Chapel Blessings

September 20th, 2013

By Billy Jenkins

I was most flattered when, three years ago, I was approached by a local ‘family run’ funeral parlour (‘family run’ usually means these days it’s part of a ‘accountable to the shareholders’ PLC…) to give a humanist blessing for their refurbished chapel.


I rang my ‘guru’, Denis Cobell – former President of the NSS and an Honorary Life Member of the BHA and one of those at the forefront in helping to develop humanist ceremonies over the last few decades into the BHA network we have today. Indeed, he has done the occasional chapel humanist blessing for over fifteen years.

His main advice, as it is in effect, an ecumenical occasion, was ‘don’t be rude to the clergy’.

So I turned up sprucely turned out along with my SE London colleague Trevor Moore.

A casual and scruffily dressed Anglican vicar  sauntered in.

I spotted him on two counts. One, he had what looked like some white tape strapped round his throat and secondly, there was hardly anyone else there, so a new face was readily welcomed by the three staff, two lonely widowers, a stoical widow, Trevor and myself.

We shuffled into the chapel. Rockin’ vicar said a few words from one of those floppy thick books that prisoners find most useful for tearing the thin paper pages out for cigarette papers…..

I brought the (small) assembled throng together with one of my trusty, Come All Ye-hah!’ call and responses, prefaced by some ‘humanism-lite’ banter.

And the Roman Catholic priest? Well, despite what it says on the plaque, he couldn’t be ‘R.C.- ed to turn up. Didn’t even send his apologises. He missed a very nice buffet ….

Since then I have done four more blessing for local Co-op Funeralcare. I know some of my local colleagues have also done some – Trevor has been invited to three for other establishments. His usual input, prefaced by a short ad lib overview of humanism,  is a short reading, like Herbert’s Read’s ‘Tree of Life’. In fact, at one blessing, a minister actually asked him for a copy (something that has happened with Denis too).
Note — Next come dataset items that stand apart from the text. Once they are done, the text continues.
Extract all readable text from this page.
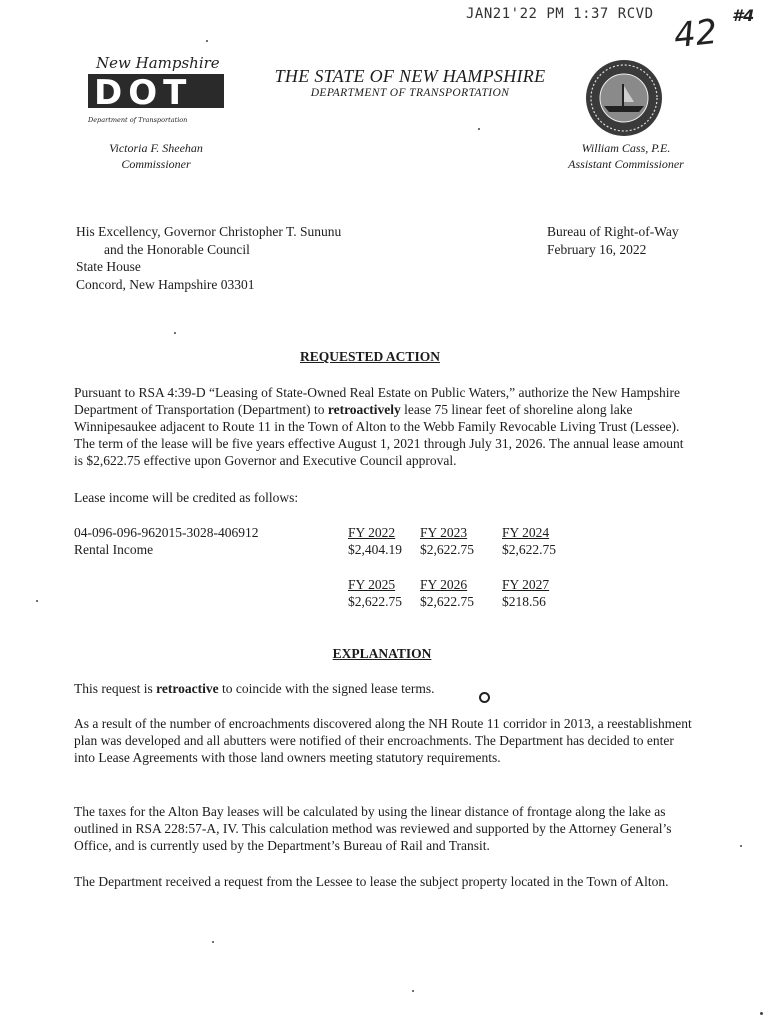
JAN21'22 PM 1:37 RCVD 42 #4
New Hampshire
DOT
Department of Transportation
THE STATE OF NEW HAMPSHIRE
DEPARTMENT OF TRANSPORTATION
Victoria F. Sheehan
Commissioner
William Cass, P.E.
Assistant Commissioner
His Excellency, Governor Christopher T. Sununu
and the Honorable Council
State House
Concord, New Hampshire 03301
Bureau of Right-of-Way
February 16, 2022
REQUESTED ACTION
Pursuant to RSA 4:39-D “Leasing of State-Owned Real Estate on Public Waters,” authorize the New Hampshire Department of Transportation (Department) to retroactively lease 75 linear feet of shoreline along lake Winnipesaukee adjacent to Route 11 in the Town of Alton to the Webb Family Revocable Living Trust (Lessee). The term of the lease will be five years effective August 1, 2021 through July 31, 2026. The annual lease amount is $2,622.75 effective upon Governor and Executive Council approval.
Lease income will be credited as follows:
04-096-096-962015-3028-406912
Rental Income
FY 2022
$2,404.19
FY 2023
$2,622.75
FY 2024
$2,622.75
FY 2025
$2,622.75
FY 2026
$2,622.75
FY 2027
$218.56
EXPLANATION
This request is retroactive to coincide with the signed lease terms.
As a result of the number of encroachments discovered along the NH Route 11 corridor in 2013, a reestablishment plan was developed and all abutters were notified of their encroachments. The Department has decided to enter into Lease Agreements with those land owners meeting statutory requirements.
The taxes for the Alton Bay leases will be calculated by using the linear distance of frontage along the lake as outlined in RSA 228:57-A, IV. This calculation method was reviewed and supported by the Attorney General’s Office, and is currently used by the Department’s Bureau of Rail and Transit.
The Department received a request from the Lessee to lease the subject property located in the Town of Alton.
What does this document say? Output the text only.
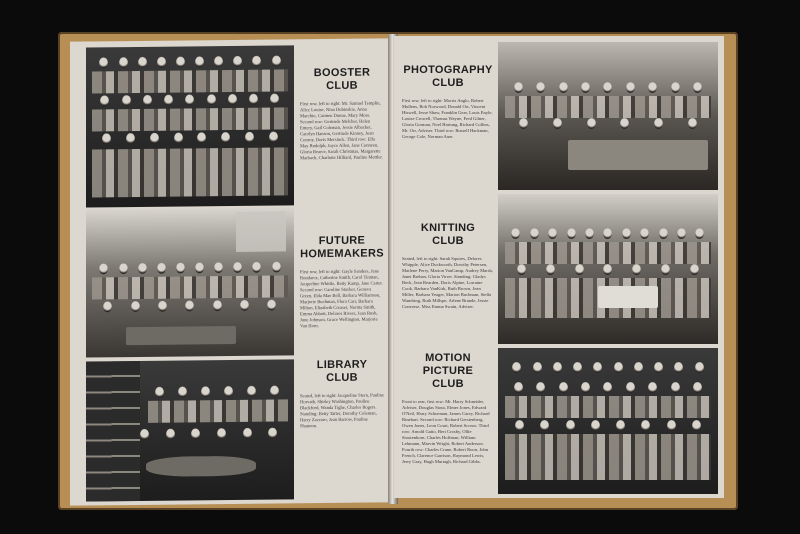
BOOSTER
CLUB

First row, left to right: Mr. Samuel Templin, Alice Louise, Nina Dubinskie, Anna Marchio, Carmen Dunne, Mary Moss. Second row: Gertrude Melcher, Helen Emery, Gail Coleman, Jessie Albacker, Carolyn Hanson, Gertrude Kinney, Joan Conroy, Doris Mersinck. Third row: Ella May Rudolph, Joyce Allen, Jane Conneen, Gloria Bearce, Sarah Christmas, Margarette Marbach, Charlotte Hilliard, Pauline Mettler.

FUTURE
HOMEMAKERS

First row, left to right: Gayle Sanders, Jane Rondarcz, Catherine Smith, Carol Tinman, Jacqueline Whittle, Betty Kamp, Jane Carter. Second row: Caroline Stacker, Geneva Green, Elda Mae Bell, Barbara Williamson, Marjorie Buchman, Flora Carr, Barbara Milton, Elizabeth Creaser, Norma Smith, Emma Abbott, Delores Rivers, Jean Rush, June Johnson, Grace Wellington, Marjorie Van Horn.

LIBRARY
CLUB

Seated, left to right: Jacqueline Stern, Pauline Horvath, Shirley Washington, Pauline Blackford, Wanda Tighe, Charles Rogers. Standing: Betty Tatter, Dorothy Coleman, Harry Zacearo, Jean Barrow, Pauline Shannon.

PHOTOGRAPHY
CLUB

First row, left to right: Morris Anglo, Robert Mullens, Bob Norwood, Donald Orr, Vincent Hiswell, Jesse Shaw, Franklin Gear, Louis Enyle, Louise Crowell, Thomas Wayne, Fred Gilner, Gloria Gorman, Noel Hartung, Richard Collins, Mr. Orr, Adviser. Third row: Russell Hackman, George Cole, Norman Auer.

KNITTING
CLUB

Seated, left to right: Sarah Squires, Delores Whipple, Alice Duckworth, Dorothy Petersen, Marlene Perry, Marion VanCamp, Audrey Marsh, Janet Brehan, Gloria Virrer. Standing: Gladys Beck, Jean Rearden, Doris Alpine, Lorraine Cook, Barbara VanKirk, Ruth Brown, Jean Miller, Barbara Yeager, Marion Buchman, Stella Wandring, Ruth Millspe, Arlene Brande, Jessie Converse, Miss Emma Swain, Adviser.

MOTION
PICTURE
CLUB

Front to rear, first row: Mr. Harry Schneider, Adviser, Douglas Stout, Elmer Jones, Edward O'Neil, Harry Schoeman, James Carey, Richard Rinehart. Second row: Richard Gerstenberg, Owen Jones, Leon Court, Robert Scorzo. Third row: Arnold Gatto, Bert Crosby, Ollie Stoutenborn, Charles Hoffman, William Lehmann, Marvin Wright, Robert Anderson. Fourth row: Charles Crane, Robert Roon, John French, Clarence Garrison, Raymond Lewis, Jerry Gray, Hugh Murtagh, Richard Gibbs.
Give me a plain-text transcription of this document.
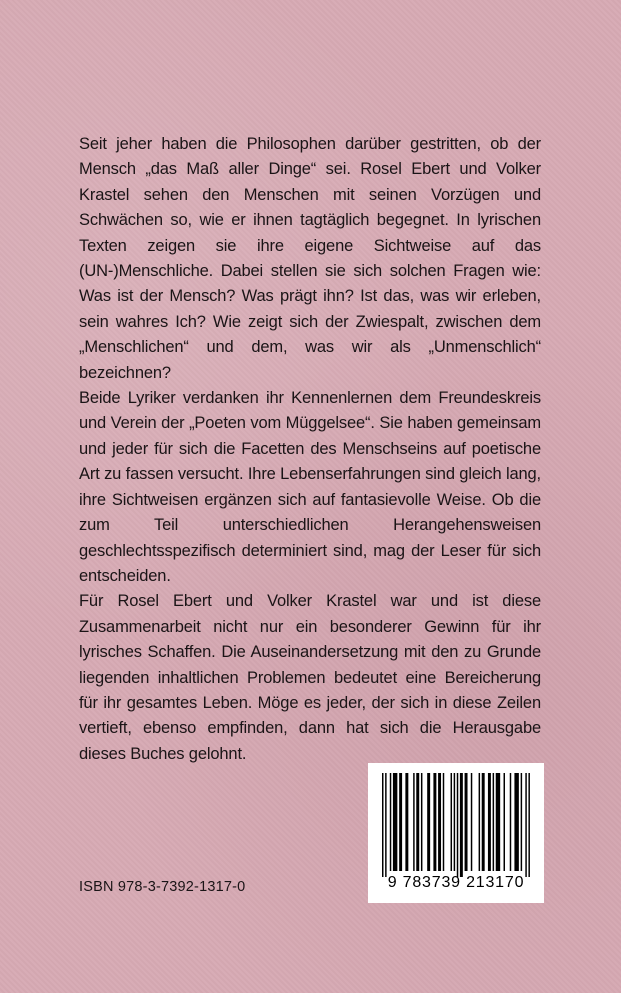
Seit jeher haben die Philosophen darüber gestritten, ob der Mensch „das Maß aller Dinge“ sei. Rosel Ebert und Volker Krastel sehen den Menschen mit seinen Vorzügen und Schwächen so, wie er ihnen tagtäglich begegnet. In lyrischen Texten zeigen sie ihre eigene Sichtweise auf das (UN-)Menschliche. Dabei stellen sie sich solchen Fragen wie: Was ist der Mensch? Was prägt ihn? Ist das, was wir erleben, sein wahres Ich? Wie zeigt sich der Zwiespalt, zwischen dem „Menschlichen“ und dem, was wir als „Unmenschlich“ bezeichnen?

Beide Lyriker verdanken ihr Kennenlernen dem Freundeskreis und Verein der „Poeten vom Müggelsee“. Sie haben gemeinsam und jeder für sich die Facetten des Menschseins auf poetische Art zu fassen versucht. Ihre Lebenserfahrungen sind gleich lang, ihre Sichtweisen ergänzen sich auf fantasievolle Weise. Ob die zum Teil unterschiedlichen Herangehensweisen geschlechtsspezifisch determiniert sind, mag der Leser für sich entscheiden.

Für Rosel Ebert und Volker Krastel war und ist diese Zusammenarbeit nicht nur ein besonderer Gewinn für ihr lyrisches Schaffen. Die Auseinandersetzung mit den zu Grunde liegenden inhaltlichen Problemen bedeutet eine Bereicherung für ihr gesamtes Leben. Möge es jeder, der sich in diese Zeilen vertieft, ebenso empfinden, dann hat sich die Herausgabe dieses Buches gelohnt.

ISBN 978-3-7392-1317-0	9 783739 213170
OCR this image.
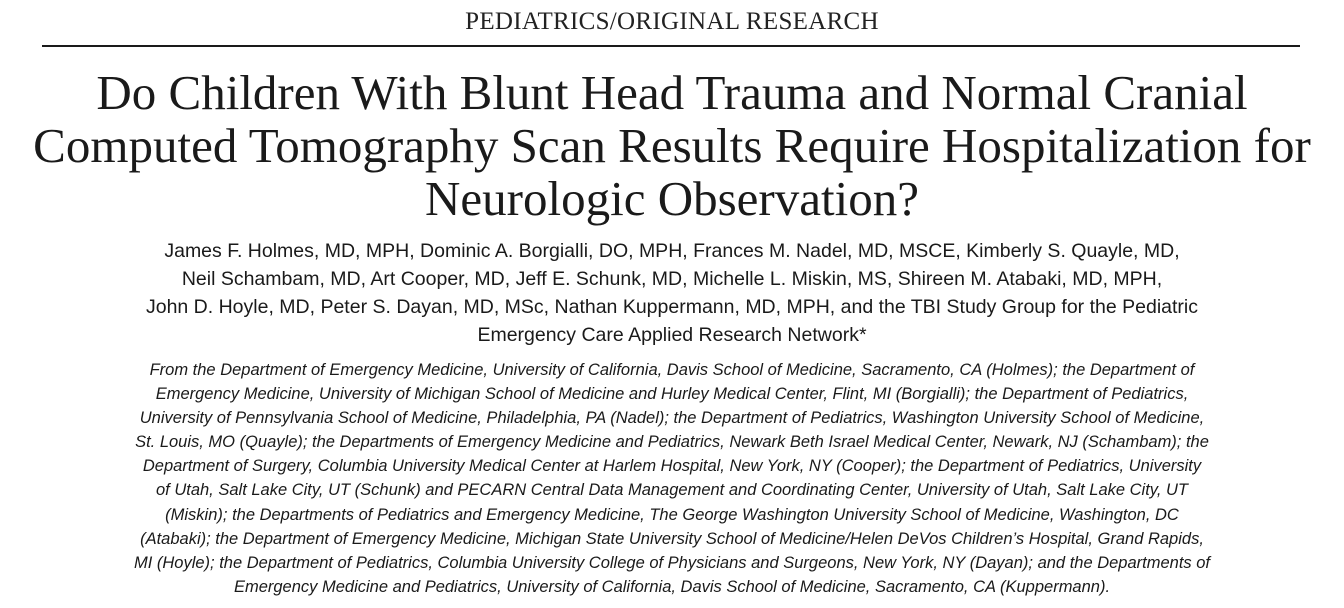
PEDIATRICS/ORIGINAL RESEARCH
Do Children With Blunt Head Trauma and Normal Cranial
Computed Tomography Scan Results Require Hospitalization for
Neurologic Observation?
James F. Holmes, MD, MPH, Dominic A. Borgialli, DO, MPH, Frances M. Nadel, MD, MSCE, Kimberly S. Quayle, MD,
Neil Schambam, MD, Art Cooper, MD, Jeff E. Schunk, MD, Michelle L. Miskin, MS, Shireen M. Atabaki, MD, MPH,
John D. Hoyle, MD, Peter S. Dayan, MD, MSc, Nathan Kuppermann, MD, MPH, and the TBI Study Group for the Pediatric
Emergency Care Applied Research Network*
From the Department of Emergency Medicine, University of California, Davis School of Medicine, Sacramento, CA (Holmes); the Department of
Emergency Medicine, University of Michigan School of Medicine and Hurley Medical Center, Flint, MI (Borgialli); the Department of Pediatrics,
University of Pennsylvania School of Medicine, Philadelphia, PA (Nadel); the Department of Pediatrics, Washington University School of Medicine,
St. Louis, MO (Quayle); the Departments of Emergency Medicine and Pediatrics, Newark Beth Israel Medical Center, Newark, NJ (Schambam); the
Department of Surgery, Columbia University Medical Center at Harlem Hospital, New York, NY (Cooper); the Department of Pediatrics, University
of Utah, Salt Lake City, UT (Schunk) and PECARN Central Data Management and Coordinating Center, University of Utah, Salt Lake City, UT
(Miskin); the Departments of Pediatrics and Emergency Medicine, The George Washington University School of Medicine, Washington, DC
(Atabaki); the Department of Emergency Medicine, Michigan State University School of Medicine/Helen DeVos Children’s Hospital, Grand Rapids,
MI (Hoyle); the Department of Pediatrics, Columbia University College of Physicians and Surgeons, New York, NY (Dayan); and the Departments of
Emergency Medicine and Pediatrics, University of California, Davis School of Medicine, Sacramento, CA (Kuppermann).
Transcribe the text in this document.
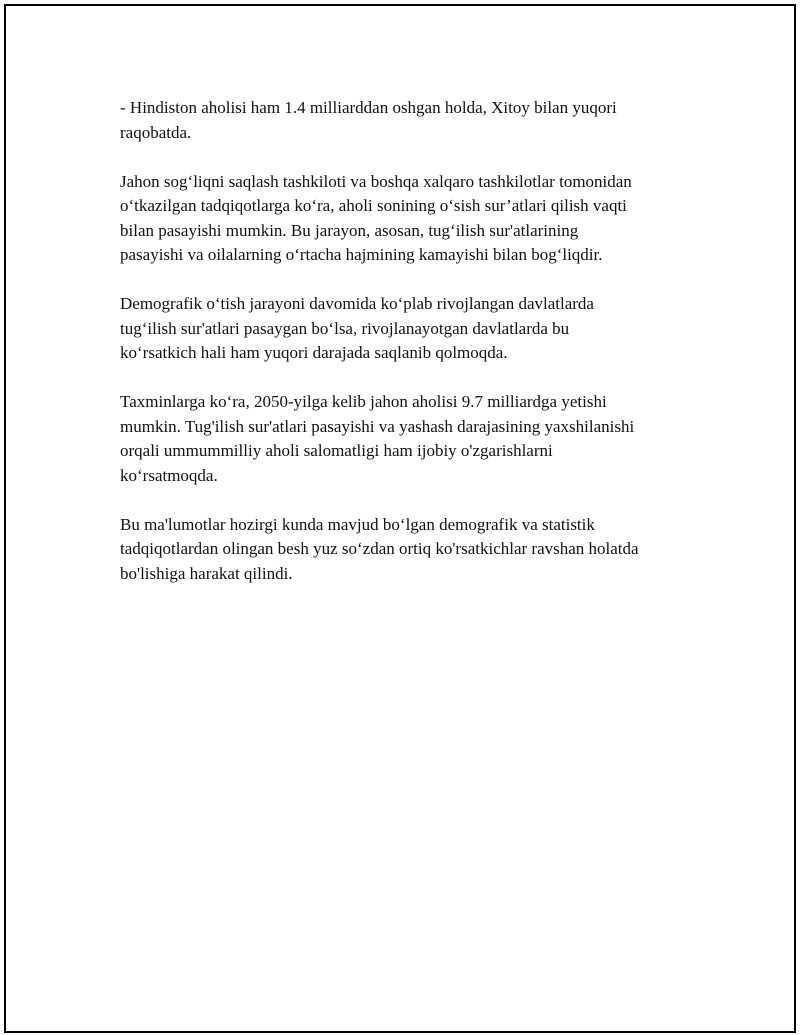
- Hindiston aholisi ham 1.4 milliarddan oshgan holda, Xitoy bilan yuqori
raqobatda.

Jahon sogʻliqni saqlash tashkiloti va boshqa xalqaro tashkilotlar tomonidan
oʻtkazilgan tadqiqotlarga koʻra, aholi sonining oʻsish sur’atlari qilish vaqti
bilan pasayishi mumkin. Bu jarayon, asosan, tugʻilish sur'atlarining
pasayishi va oilalarning oʻrtacha hajmining kamayishi bilan bogʻliqdir.

Demografik oʻtish jarayoni davomida koʻplab rivojlangan davlatlarda
tugʻilish sur'atlari pasaygan boʻlsa, rivojlanayotgan davlatlarda bu
koʻrsatkich hali ham yuqori darajada saqlanib qolmoqda.

Taxminlarga koʻra, 2050-yilga kelib jahon aholisi 9.7 milliardga yetishi
mumkin. Tug'ilish sur'atlari pasayishi va yashash darajasining yaxshilanishi
orqali ummummilliy aholi salomatligi ham ijobiy o'zgarishlarni
koʻrsatmoqda.

Bu ma'lumotlar hozirgi kunda mavjud boʻlgan demografik va statistik
tadqiqotlardan olingan besh yuz soʻzdan ortiq ko'rsatkichlar ravshan holatda
bo'lishiga harakat qilindi.
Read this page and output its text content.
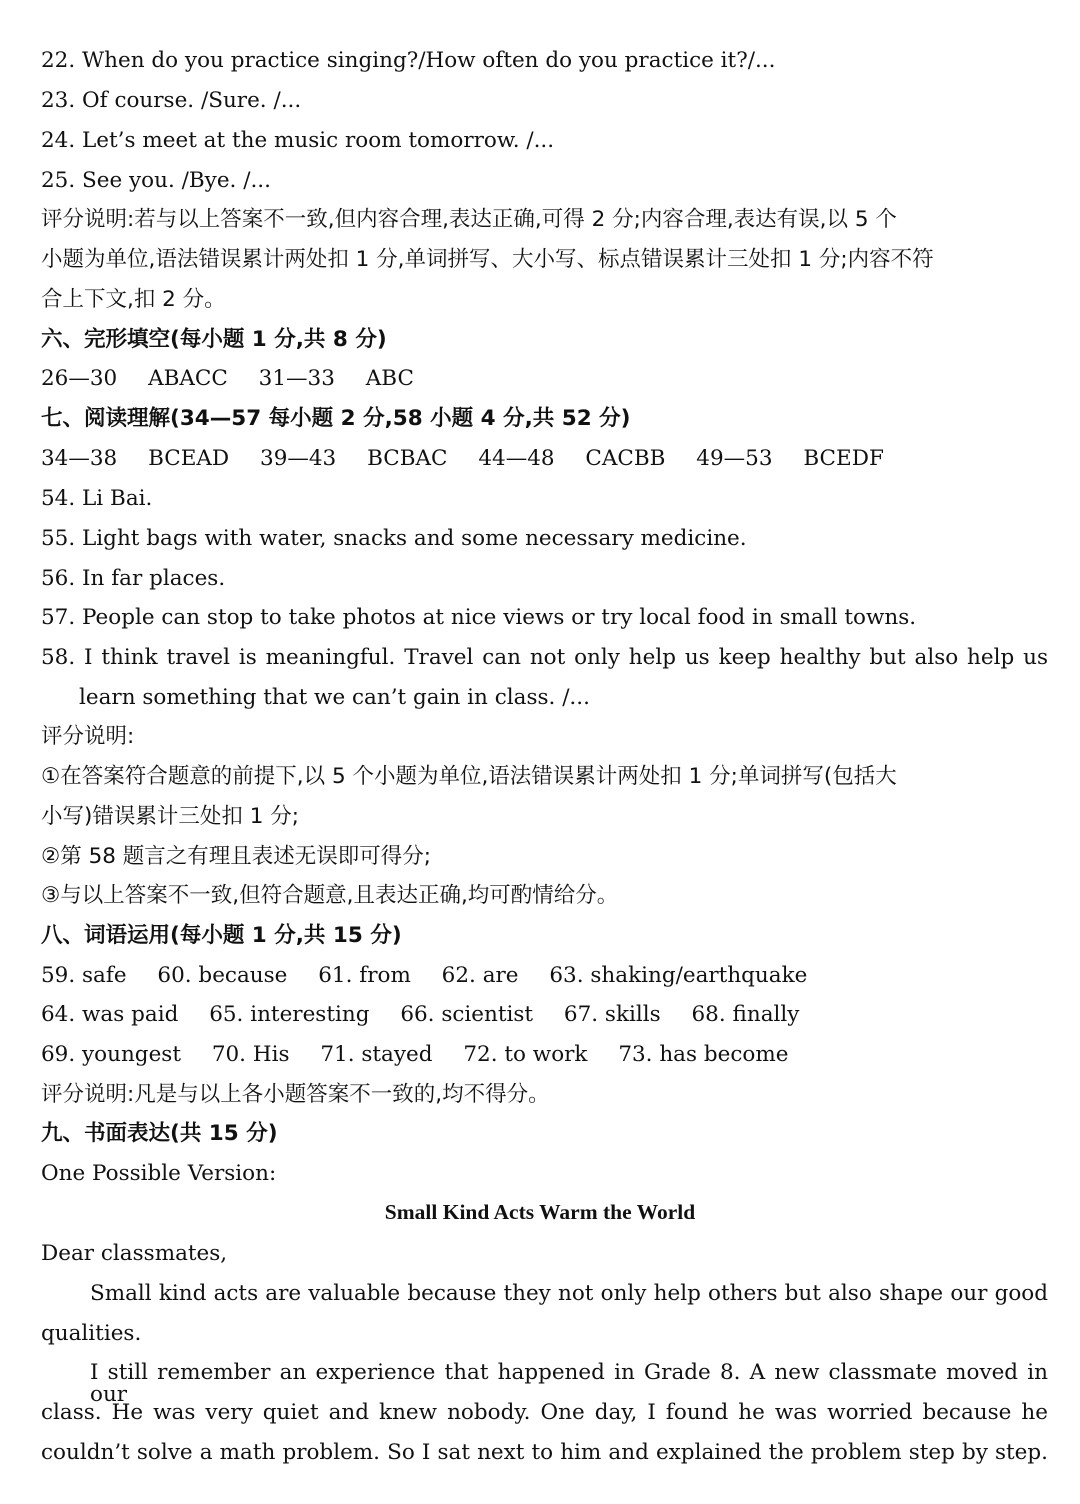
22. When do you practice singing?/How often do you practice it?/...
23. Of course. /Sure. /...
24. Let’s meet at the music room tomorrow. /...
25. See you. /Bye. /...
评分说明:若与以上答案不一致,但内容合理,表达正确,可得 2 分;内容合理,表达有误,以 5 个
小题为单位,语法错误累计两处扣 1 分,单词拼写、大小写、标点错误累计三处扣 1 分;内容不符
合上下文,扣 2 分。
六、完形填空(每小题 1 分,共 8 分)
26—30 ABACC 31—33 ABC
七、阅读理解(34—57 每小题 2 分,58 小题 4 分,共 52 分)
34—38 BCEAD 39—43 BCBAC 44—48 CACBB 49—53 BCEDF
54. Li Bai.
55. Light bags with water, snacks and some necessary medicine.
56. In far places.
57. People can stop to take photos at nice views or try local food in small towns.
58. I think travel is meaningful. Travel can not only help us keep healthy but also help us
learn something that we can’t gain in class. /...
评分说明:
①在答案符合题意的前提下,以 5 个小题为单位,语法错误累计两处扣 1 分;单词拼写(包括大
小写)错误累计三处扣 1 分;
②第 58 题言之有理且表述无误即可得分;
③与以上答案不一致,但符合题意,且表达正确,均可酌情给分。
八、词语运用(每小题 1 分,共 15 分)
59. safe 60. because 61. from 62. are 63. shaking/earthquake
64. was paid 65. interesting 66. scientist 67. skills 68. finally
69. youngest 70. His 71. stayed 72. to work 73. has become
评分说明:凡是与以上各小题答案不一致的,均不得分。
九、书面表达(共 15 分)
One Possible Version:
Small Kind Acts Warm the World
Dear classmates,
Small kind acts are valuable because they not only help others but also shape our good
qualities.
I still remember an experience that happened in Grade 8. A new classmate moved in our
class. He was very quiet and knew nobody. One day, I found he was worried because he
couldn’t solve a math problem. So I sat next to him and explained the problem step by step.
Another SE London BHA celebrant Lin Donnelly read that recently at a (truly) local family firm. She was touched that the C of E vicar prefaced his prayer by saying ‘for those of you who feel able to, please join me in the Lord’s Prayer’ – thus being sensitive to Lin’s (and no doubt other’s) feelings and reciprocating the importance of fellowship and tolerance at such events.

And I also know other colleagues around the country have done chapel blessings. Janice Thornton in West Yorkshire has done three in the last year in the Bradford area for Co-op Funeralcare and she says that:

‘The best part of it has been meeting so many different faith representatives (and being such a diverse area,  apart from CoE and RC, I’ve done them together with those from the Sikh, Hindu, Spiritualist and Evangelical communities) and these folk seeing how well the funeral arrangers know and get on with me and whoever else I take along. On all three occasions the Lord Mayor has come along to unveil the plaque and in each speech he has focussed on how pleased he is to see a humanist here to represent those who don’t want a religious funeral!

Janice underlines Mr Cobell’s initial advice by adding:

‘I focus on shared humanity and the importance of love and support from those around us – a sort of ‘can’t argue with that approach’.

Since my own first low key experience, the four Co-op ones have been grand affairs – the Mayor offering platitudes, Men in Frocks droning, Catholic priests blessing un-air conditioned rooms with their halitosis (hey – why bother with dental hygiene when you’ve no one to kiss…), trumpet fanfares, dove releasing, horses, motor cycle sidecars and a jazz band, whose banjo player at the last blessing I did, thoughtfully brought to my attention that ‘funeral’ is an anagram of ‘real fun’!

And, apart from its serious intent, that is what chapel blessing are. And it is encouraging to get the feeling that, especially in the Co-op’s eyes, humanism is just as relevant as the two perceived main Anglo-Saxon faiths.

So, if invited to give chapel blessing or just to be present, do accept. It’s a great network opportunity, a chance to meet folks in the trade face to face (especially arrangers, directors and conductors), hand out leaflets to interested parties and sometimes, bump into members of a family for whom you have conducted a funeral for.

Oh – and the free buffet is usually most agreeable!

And don’t forget, if you do one, send any pictures to our marketing team – Isabel Russo and Hannah Hart. This parity twixt theology and philosophies always needs to be telegraphed to a wider public!